The longtime co-host opens up her difficult early years on 'Live' and if she has a timeline for how much longer she'll stay.
Kelly Ripa is opening up about her difficult early years at Live.
The longtime co-host of the daytime talk show graces one of five Power of Women covers for Variety, where she reflected on Live, which she joined in 2001. According to Ripa, 52, her early days at the show were not easy. For one, she claimed she didn't have a permanent office at the studio, even though she had already been co-hosting the show with the late Regis Philbin for several years.
"It was the strangest experience I've ever had in my life," she tells Variety. "I was told that I couldn't have an office. It didn't make a whole lot of sense, especially because there were empty offices that I could have easily occupied."
Instead, she allegedly set up shop in an empty janitor's closet after her fourth year on the show. "They finally cleaned out the closet and put a desk in there for me," Ripa recalls. "And so I was working in the janitor's closet with a desk so that I could have a place to put things."
She and Philbin co-hosted together for a decade before he departed in 2011. Even after his exit, Ripa told the publication she was still denied a real office. "They said, ‘Oh, no, we’re saving that.’ And I said, ‘Saving it for what?’ And they go, ‘Well, for when the new guy comes.' And I looked at them, and I said, ‘I am the new guy. I just moved my things. I forced my way into the office because I couldn’t understand how I would still be in the janitor’s closet and somebody new would come in and get the office," she shares.
Ripa also got real about not having her own private bathroom during her early Live years, recalling having to line up with audience members in order to use the facilities. "Particularly when I was pregnant, it was extraordinarily exhausting to have to wait in line," she says. "I have to host the show and I'm still waiting in line to use the bathroom. It just seemed, you know, a very needlessly difficult situation."
Ripa admitted had she known how "difficult" things would be behind the scenes, she doesn't think she "would have gone for [the co-hosting job]." "I just think my ignorance in that situation wound up being my blessing and my superpower. I did not have an easy time," she says.
She also spoke about finally being paid fairly once her Live contract was up and producers realized she had the power to leave.
“I don’t think they wanted to pay me. I think they had to pay me," Ripa explains, adding that her husband, Mark Consuelos, was always "paid far more than [she] was," especially during their All My Children days. "I was trying to walk out the door and close it behind me. And I think they really figured out rapidly that they had screwed up in a major way, and it was not a good look. I think that was really the impetus behind paying me fairly. They had no choice.”

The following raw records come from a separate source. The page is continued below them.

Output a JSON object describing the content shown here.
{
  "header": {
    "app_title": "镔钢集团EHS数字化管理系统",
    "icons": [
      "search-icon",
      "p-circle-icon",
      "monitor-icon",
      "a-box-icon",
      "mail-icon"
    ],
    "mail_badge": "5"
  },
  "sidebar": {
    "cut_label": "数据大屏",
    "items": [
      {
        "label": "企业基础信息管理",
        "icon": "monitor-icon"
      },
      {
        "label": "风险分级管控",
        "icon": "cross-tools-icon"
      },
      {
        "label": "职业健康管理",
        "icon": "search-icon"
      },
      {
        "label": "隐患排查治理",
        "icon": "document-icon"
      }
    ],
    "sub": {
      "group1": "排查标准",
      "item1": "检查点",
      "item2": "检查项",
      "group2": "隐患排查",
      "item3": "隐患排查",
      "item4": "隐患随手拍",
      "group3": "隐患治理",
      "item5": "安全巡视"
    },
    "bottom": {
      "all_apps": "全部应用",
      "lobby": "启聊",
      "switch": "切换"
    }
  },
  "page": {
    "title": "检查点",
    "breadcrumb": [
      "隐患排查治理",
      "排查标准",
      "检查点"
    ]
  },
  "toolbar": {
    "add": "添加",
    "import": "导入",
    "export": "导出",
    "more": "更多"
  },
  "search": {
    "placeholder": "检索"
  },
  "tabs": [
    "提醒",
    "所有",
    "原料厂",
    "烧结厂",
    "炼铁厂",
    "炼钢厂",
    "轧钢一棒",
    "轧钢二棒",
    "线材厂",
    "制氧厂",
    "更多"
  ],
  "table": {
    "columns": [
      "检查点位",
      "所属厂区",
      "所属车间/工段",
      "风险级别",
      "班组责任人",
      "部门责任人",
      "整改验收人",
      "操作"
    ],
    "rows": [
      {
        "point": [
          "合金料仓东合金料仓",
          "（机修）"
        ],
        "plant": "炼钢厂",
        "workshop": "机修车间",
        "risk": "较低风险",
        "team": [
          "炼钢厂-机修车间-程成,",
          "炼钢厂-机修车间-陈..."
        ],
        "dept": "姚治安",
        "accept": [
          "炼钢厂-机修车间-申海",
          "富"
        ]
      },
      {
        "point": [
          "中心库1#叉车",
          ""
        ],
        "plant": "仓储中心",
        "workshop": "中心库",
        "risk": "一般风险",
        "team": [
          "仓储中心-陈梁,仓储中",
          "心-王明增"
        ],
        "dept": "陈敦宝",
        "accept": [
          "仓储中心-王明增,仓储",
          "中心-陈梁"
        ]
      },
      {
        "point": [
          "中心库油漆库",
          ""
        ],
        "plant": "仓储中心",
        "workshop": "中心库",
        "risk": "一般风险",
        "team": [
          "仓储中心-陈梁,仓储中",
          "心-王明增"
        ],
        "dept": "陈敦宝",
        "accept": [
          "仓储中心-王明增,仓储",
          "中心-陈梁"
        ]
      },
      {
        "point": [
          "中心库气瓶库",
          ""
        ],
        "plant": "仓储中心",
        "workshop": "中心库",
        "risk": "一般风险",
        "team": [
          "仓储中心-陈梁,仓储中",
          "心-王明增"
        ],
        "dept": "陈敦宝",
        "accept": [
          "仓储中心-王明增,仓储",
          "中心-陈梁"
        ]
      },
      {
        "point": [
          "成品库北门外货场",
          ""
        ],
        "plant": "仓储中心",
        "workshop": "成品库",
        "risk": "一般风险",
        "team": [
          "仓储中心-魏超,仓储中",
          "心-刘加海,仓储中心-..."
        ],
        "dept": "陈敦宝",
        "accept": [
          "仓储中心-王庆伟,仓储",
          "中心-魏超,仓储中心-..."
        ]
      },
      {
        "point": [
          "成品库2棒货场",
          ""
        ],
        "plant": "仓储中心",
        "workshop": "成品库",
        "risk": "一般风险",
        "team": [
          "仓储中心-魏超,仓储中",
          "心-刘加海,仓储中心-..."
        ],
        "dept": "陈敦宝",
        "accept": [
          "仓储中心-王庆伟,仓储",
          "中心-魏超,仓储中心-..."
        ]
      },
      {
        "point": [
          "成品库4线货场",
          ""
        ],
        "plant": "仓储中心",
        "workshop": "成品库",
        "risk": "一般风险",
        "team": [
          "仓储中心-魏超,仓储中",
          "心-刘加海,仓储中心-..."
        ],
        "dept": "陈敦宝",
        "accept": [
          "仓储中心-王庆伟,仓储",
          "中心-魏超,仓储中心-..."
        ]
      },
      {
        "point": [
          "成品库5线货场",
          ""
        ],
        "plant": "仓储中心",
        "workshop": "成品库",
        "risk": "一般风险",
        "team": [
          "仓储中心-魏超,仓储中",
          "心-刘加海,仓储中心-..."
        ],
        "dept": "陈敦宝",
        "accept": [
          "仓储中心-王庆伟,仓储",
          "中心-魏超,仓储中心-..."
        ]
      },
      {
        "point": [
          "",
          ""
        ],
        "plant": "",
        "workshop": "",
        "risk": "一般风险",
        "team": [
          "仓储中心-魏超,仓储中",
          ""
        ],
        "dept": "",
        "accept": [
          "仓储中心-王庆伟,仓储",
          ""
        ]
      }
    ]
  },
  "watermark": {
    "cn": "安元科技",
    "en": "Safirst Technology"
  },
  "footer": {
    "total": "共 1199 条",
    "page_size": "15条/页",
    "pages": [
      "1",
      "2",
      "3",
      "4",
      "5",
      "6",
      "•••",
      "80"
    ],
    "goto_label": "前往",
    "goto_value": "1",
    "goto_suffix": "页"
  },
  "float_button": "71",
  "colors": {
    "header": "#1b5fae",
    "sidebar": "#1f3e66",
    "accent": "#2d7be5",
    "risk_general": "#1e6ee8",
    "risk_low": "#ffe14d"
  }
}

Added Ripa of earning more than her husband, who will now join her at the Live desk after Ryan Seacrest departs in April: "It wasn't until I got what we call my 'fancy job' that I started actually earning more money than him. We have been together so long that it's always been collective money. We are very much old-fashioned in that sense."
As for what the future holds for Live, Ripa -- who has been the constant for more than two decades -- sees a future where the show will, at some point, be led by younger talent. "I don't want to put a timeline on it but I do believe there is a great opportunity to get two younger people and start training them because I like seamless transitions," she says. "However long it takes to get two people up and ready is how long we'll be there."